I'm post-op transgender. Successful and happy. Life is good and so many things are new and amazing. I have so much to learn.
So what am I looking for? Passion, Romance, and the thrill of it all. I want to look in your eyes and see the stars. I want to feel cherished, warm, and maybe a little protected. Not because I need to be, but just because I'm worth that much to you.
Will you take me out? Show me off? Let me embarrass you?
I tend to be submissive; so it wouldn't hurt if you were ok with being a little (lot) Dominant.
NOTE: I am not a whore or a one night stand, if you're not looking to get to know me don't bother writing. (That could change though depending on how nice you are...)
I am attracted not to ‘a man’ but to an ‘ideal’ man. There are certain qualities that I need you to have. Only the most basic are physical. For me that means you must be taller than me, and bigger; not fat, but more powerful. I want a man I can feel safe around. You should take care of yourself but not excessively. I want you to care enough to keep a good appearance, a healthy lifestyle, and a happy outlook. Having the jock who spends all his time in the gym is as bad as the man who spends all his time on the couch. You should have motivation and ambition. Success comes not from luck but from sweat. You do not need to be rich; success comes in many forms , but I am attracted to a man that knows how to work. I want you to be smart. Smart enough to talk to, smart enough to understand me, and generally driven to learn and grow throughout your entire life.
Most importantly I want a man who has that special spark, I want a dreamer who’s not afraid to leap for the stars. A dreamer dreams and follows his dream until another one takes it’s place. When I think of myself pursuing a relationship I find it much easier to see myself throwing my energy and talents behind a man in search of his dreams than doing it the other way round.

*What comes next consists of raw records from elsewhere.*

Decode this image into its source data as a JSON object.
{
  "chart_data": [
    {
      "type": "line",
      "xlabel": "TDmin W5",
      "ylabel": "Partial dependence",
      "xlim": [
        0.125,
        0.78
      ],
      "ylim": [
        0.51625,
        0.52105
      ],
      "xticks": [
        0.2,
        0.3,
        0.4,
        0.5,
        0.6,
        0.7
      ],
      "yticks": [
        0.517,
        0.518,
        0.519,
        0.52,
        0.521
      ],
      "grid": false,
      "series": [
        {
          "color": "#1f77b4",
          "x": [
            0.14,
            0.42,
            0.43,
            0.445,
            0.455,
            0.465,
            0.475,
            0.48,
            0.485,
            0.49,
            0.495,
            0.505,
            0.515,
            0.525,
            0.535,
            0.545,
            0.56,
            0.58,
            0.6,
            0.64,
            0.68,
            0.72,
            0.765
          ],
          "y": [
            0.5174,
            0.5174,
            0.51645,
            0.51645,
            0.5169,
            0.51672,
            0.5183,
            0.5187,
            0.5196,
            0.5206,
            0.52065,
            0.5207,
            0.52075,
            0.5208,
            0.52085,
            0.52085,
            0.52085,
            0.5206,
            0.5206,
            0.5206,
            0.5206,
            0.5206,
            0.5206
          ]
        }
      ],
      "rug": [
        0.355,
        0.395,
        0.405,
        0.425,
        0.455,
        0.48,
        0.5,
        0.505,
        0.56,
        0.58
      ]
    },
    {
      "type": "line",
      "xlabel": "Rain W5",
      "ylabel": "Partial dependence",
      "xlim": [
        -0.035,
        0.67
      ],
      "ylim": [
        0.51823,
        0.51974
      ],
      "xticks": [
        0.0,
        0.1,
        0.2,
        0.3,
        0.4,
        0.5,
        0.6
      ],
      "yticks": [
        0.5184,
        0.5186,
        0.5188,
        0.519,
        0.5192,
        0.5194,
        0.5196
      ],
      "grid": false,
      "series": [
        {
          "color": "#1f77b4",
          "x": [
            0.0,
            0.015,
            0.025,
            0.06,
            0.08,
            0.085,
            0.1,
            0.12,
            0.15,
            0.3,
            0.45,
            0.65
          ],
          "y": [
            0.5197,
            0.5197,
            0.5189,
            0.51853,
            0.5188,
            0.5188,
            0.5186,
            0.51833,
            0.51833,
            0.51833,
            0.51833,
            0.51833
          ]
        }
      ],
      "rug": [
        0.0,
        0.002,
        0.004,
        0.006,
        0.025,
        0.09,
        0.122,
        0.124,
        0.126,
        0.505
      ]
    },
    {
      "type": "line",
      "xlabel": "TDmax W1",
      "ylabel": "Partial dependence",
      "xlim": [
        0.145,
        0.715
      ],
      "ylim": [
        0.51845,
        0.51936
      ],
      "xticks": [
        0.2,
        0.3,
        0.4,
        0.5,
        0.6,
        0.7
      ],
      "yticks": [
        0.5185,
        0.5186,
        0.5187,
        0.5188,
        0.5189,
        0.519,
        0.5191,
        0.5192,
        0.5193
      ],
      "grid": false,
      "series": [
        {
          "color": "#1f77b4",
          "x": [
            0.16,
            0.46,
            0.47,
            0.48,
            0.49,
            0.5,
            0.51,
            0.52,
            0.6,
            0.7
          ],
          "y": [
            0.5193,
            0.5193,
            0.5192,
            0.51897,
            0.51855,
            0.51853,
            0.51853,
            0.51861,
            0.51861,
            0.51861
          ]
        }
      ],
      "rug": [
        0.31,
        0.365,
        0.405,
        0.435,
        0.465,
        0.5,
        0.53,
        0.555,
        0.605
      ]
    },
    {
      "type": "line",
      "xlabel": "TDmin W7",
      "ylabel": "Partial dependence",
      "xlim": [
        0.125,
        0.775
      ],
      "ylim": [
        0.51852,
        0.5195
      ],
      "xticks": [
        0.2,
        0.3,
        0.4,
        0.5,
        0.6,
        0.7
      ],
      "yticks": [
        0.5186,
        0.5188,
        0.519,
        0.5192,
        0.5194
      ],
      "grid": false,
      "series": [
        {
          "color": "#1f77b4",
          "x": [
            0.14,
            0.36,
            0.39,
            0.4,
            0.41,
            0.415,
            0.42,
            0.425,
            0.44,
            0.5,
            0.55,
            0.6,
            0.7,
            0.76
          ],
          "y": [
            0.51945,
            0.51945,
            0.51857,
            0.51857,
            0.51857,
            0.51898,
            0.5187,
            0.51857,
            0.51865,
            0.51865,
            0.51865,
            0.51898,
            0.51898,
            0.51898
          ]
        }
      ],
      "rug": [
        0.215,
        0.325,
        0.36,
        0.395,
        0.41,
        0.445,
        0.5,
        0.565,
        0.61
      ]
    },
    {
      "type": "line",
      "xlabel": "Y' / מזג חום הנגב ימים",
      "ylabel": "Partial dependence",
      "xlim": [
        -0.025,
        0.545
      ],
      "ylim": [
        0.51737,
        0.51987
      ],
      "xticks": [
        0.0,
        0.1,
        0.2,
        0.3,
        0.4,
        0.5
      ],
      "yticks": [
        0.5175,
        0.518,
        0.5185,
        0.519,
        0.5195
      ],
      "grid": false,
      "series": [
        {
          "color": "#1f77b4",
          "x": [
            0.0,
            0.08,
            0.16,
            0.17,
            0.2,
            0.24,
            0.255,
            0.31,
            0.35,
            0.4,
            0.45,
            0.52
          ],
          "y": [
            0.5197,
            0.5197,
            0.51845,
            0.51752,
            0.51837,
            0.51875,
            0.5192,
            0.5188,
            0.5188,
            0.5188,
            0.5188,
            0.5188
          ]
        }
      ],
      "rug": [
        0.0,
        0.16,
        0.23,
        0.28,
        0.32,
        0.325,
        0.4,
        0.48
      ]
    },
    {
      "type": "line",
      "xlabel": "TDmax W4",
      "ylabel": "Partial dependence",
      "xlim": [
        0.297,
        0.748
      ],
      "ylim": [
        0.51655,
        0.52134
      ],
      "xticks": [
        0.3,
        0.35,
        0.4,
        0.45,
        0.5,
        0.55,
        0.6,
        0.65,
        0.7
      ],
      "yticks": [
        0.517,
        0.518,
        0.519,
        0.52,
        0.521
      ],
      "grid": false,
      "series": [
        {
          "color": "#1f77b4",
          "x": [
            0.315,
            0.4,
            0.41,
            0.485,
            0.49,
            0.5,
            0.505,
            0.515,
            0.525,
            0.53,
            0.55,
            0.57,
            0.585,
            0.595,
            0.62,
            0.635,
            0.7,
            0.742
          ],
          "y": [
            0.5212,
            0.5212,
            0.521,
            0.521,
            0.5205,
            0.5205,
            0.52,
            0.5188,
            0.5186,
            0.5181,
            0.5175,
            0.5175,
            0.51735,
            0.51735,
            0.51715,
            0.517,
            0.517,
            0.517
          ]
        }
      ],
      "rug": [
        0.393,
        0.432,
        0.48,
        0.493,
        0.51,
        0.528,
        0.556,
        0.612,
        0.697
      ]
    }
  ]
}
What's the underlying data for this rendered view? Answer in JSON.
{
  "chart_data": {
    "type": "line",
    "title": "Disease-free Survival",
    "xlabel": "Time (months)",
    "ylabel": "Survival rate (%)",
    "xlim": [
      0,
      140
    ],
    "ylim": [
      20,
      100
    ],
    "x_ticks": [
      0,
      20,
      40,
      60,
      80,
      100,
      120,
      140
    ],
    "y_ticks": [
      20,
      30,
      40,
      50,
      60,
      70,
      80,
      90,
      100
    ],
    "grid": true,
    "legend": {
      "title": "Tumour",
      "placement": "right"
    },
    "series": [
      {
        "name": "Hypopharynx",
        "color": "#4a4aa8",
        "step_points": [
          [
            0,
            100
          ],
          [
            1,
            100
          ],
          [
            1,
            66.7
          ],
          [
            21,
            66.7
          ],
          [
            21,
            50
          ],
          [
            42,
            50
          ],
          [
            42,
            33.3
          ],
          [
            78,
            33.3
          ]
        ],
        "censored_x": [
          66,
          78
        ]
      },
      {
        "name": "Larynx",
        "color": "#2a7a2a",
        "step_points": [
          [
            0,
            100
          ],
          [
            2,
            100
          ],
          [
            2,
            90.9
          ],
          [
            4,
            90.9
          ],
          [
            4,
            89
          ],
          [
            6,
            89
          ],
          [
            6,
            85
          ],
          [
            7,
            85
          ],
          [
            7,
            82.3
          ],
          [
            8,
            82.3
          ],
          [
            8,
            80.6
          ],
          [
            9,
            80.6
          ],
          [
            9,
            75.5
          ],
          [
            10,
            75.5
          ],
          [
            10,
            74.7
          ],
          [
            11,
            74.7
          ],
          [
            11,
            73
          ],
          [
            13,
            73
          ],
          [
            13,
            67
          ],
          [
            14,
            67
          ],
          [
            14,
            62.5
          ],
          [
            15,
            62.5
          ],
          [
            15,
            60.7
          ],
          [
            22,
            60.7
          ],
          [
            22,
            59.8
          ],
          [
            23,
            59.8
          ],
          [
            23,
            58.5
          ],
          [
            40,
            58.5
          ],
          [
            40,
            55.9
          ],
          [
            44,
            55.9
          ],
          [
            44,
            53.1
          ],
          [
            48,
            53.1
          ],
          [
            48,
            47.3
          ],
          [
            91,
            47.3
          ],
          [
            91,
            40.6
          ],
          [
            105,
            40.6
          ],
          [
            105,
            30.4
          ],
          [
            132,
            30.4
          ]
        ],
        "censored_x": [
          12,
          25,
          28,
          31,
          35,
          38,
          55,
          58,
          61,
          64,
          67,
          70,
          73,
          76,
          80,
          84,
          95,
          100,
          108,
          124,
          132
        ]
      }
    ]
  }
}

*Second note: I'm available because I have a woman in my life who means the world to me. We are married and have shared this road together for the last 11 years. She's seen me through my best and my worst and has stood by me throughout this transition. She's a part of this deal, so get over it; she's not going away. That being said We're not exactly looking for a 3-way thingy. No, I'm here because my sexuality remains more or less straight, even after transitioning, so I need to explore, and I have to find someone to fill that empty place in my life. Be cool, be open, and trust that it'll all work out, cause it will.